Silver et al - Mastering the Game of Go Flashcards
(16 cards)
What was the major innovation of AlphaGo Zero when compared to previous AI systems?
AlphaGo Zero learned completely from self-play without using any human gameplay data or hand-crafted features, surpassing all previous Go programs including earlier versions of AlphaGo that relied on human knowledge.
What key algorithims or methods were combined in AlphaGo Zero’s architecture?
AlphaGo Zero combined deep neural networks with Monte Carlo Tree Search (MCTS) in a reinforcement learning framework.
What did the neural network in AlphaGo Zero output?
The neural network had two outputs: (1) a vector of move probabilities and (2) a scalar value estimating the probability of the current player winning from the current position.
What was the basic reinforcement learning approach used?
AlphaGo Zero used self-play reinforcement learning, where it continually played against itself and updated its neural network parameters to predict game outcomes and optimal moves more accurately.
How was Monte Carlo Tree Search (MCTS) implemented in AlphaGo Zero?
MCTS was used to explore the game tree, guided by the neural network’s policy and value predictions. Each MCTS simulation traversed the tree by selecting actions with high probability and expected outcome, adding a new node, and then using the value network to evaluate the position.
How did AlphaGo Zero’s training process work?
The system followed an iterative process:
(1) Self-play using the current neural network to generate training data,
(2) Retraining the neural network on a random sample of data from recent games,
(3) Evaluating the new network against the previous best network.
How long did it take AlphaGo Zero to surpass human-level play?
AlphaGo Zero surpassed human-level play after just 3 days of training.
How did AlphaGo Zero compare to AlphaGo Lee (the version that defeated Lee Sedol)?
After 40 days of training, AlphaGo Zero defeated AlphaGo Lee by 100 games to 0.
How did the AlphaGo Zero paper improve neural network efficiency compared to previous versions?
AlphaGo Zero used a single neural network for both policy and value outputs, whereas previous versions used separate specialized networks.
What did the learning curve of AlphaGo Zero look like?
The learning curve showed rapid improvement in the first few days followed by more gradual improvement, with performance surpassing AlphaGo Lee after around 36 hours and reaching peak performance after 40 days.
What Go concepts did AlphaGo Zero discover through self-play?
AlphaGo Zero independently discovered fundamental Go concepts like fuseki (opening patterns), joseki (corner sequences), life and death, ko fights, and endgame play without human guidance.
How did AlphaGo Zero’s style of play differ from traditional human approaches?
AlphaGo Zero played many moves that would be considered unusual by human standards, including early 3-3 point invasions and shoulder hits.
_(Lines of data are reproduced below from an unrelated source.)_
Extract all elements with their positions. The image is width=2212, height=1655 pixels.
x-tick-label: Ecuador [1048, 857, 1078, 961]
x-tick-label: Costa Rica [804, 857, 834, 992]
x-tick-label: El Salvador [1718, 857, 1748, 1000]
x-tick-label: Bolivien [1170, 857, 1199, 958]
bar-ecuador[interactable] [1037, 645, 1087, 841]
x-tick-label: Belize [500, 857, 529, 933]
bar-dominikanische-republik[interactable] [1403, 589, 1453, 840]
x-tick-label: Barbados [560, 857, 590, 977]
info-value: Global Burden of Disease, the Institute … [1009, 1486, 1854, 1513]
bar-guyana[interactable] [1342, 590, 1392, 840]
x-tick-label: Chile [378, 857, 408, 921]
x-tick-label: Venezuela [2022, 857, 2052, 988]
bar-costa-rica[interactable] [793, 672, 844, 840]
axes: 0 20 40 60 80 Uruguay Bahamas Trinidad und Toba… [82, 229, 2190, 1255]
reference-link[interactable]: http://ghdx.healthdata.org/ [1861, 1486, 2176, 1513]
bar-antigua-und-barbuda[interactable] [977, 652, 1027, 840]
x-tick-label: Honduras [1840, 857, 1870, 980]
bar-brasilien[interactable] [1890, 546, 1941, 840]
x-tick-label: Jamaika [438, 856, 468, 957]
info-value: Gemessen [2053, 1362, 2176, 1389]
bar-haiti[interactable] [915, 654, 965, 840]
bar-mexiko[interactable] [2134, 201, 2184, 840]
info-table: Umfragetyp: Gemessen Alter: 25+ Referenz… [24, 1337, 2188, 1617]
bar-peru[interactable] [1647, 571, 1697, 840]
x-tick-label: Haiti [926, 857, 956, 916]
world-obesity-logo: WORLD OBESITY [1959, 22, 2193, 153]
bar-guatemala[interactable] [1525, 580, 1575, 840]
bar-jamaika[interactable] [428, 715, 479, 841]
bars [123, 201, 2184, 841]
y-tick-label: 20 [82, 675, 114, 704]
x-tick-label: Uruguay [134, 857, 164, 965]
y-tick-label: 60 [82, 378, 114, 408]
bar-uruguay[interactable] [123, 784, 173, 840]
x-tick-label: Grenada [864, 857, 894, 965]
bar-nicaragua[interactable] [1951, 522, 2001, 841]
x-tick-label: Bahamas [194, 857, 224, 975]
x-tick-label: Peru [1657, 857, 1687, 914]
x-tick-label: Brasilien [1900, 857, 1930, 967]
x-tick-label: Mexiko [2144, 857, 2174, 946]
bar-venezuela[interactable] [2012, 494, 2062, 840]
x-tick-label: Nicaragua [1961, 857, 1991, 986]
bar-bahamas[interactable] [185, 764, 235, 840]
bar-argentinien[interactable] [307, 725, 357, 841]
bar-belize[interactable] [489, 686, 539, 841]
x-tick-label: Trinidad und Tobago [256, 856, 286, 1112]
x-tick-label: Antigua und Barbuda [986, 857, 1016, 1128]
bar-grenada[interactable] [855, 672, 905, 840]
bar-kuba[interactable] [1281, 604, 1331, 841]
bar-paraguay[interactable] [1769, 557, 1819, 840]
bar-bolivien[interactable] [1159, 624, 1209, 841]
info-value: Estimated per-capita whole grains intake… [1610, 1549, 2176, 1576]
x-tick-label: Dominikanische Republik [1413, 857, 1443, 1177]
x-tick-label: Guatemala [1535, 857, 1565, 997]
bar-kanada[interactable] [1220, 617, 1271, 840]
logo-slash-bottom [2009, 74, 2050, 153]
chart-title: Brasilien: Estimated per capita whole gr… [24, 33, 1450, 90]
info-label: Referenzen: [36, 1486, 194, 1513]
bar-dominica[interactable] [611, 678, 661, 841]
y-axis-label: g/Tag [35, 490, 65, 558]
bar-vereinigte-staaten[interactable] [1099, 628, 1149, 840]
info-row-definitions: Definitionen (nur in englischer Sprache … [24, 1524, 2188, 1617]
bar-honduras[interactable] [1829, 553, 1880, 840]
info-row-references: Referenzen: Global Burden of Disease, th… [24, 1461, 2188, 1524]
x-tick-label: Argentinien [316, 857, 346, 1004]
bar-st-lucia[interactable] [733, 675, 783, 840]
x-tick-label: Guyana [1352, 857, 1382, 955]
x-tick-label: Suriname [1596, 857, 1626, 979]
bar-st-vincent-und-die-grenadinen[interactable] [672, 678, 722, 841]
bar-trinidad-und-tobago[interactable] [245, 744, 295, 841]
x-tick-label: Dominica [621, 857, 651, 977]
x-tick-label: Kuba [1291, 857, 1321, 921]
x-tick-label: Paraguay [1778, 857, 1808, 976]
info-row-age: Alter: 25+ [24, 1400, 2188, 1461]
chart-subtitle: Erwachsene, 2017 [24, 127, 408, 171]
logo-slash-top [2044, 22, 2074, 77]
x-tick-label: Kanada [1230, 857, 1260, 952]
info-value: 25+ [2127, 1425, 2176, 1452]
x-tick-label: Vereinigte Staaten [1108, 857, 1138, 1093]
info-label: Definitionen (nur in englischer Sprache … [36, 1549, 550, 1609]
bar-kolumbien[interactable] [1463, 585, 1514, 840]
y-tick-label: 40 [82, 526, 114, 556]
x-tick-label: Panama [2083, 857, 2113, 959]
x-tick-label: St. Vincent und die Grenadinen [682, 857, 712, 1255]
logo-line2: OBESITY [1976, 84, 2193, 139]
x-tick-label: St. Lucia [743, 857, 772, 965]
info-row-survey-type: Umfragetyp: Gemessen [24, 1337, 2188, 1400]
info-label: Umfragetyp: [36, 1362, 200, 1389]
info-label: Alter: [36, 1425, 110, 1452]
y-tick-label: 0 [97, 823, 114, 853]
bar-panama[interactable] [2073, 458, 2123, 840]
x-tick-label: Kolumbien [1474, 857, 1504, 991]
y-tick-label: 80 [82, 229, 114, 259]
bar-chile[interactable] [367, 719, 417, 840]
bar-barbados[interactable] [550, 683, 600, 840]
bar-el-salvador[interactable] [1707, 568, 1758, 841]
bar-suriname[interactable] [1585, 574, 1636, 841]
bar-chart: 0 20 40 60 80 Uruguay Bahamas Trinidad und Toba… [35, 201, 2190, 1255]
It also showed greater flexibility in sacrificing stones for strategic advantage.
What limitations of AlphaGo Zero were noted in the paper?
The paper noted that AlphaGo Zero was still limited to the specific domain of Go with perfect information, and further advances would be needed for imperfect-information games or real-world applications.
How did AlphaGo Zero’s approach differ from traditional reinforcement learning methods?
Unlike many reinforcement learning methods that use model-free approaches or separate planning processes, AlphaGo Zero integrated learning and planning through its neural network-guided MCTS, creating what the authors called a “learning and planning system.”
What is the “learning and planning” system?
1) The neural network “learns” from self-play data
2) MCTS uses the neural network to “plan” by exploring the game tree
3) The improved plans from MCTS are used to generate better training data
3) This better data improves the neural network’s learning
Effectively, the neural network guides the search, and the search results improve the neural network.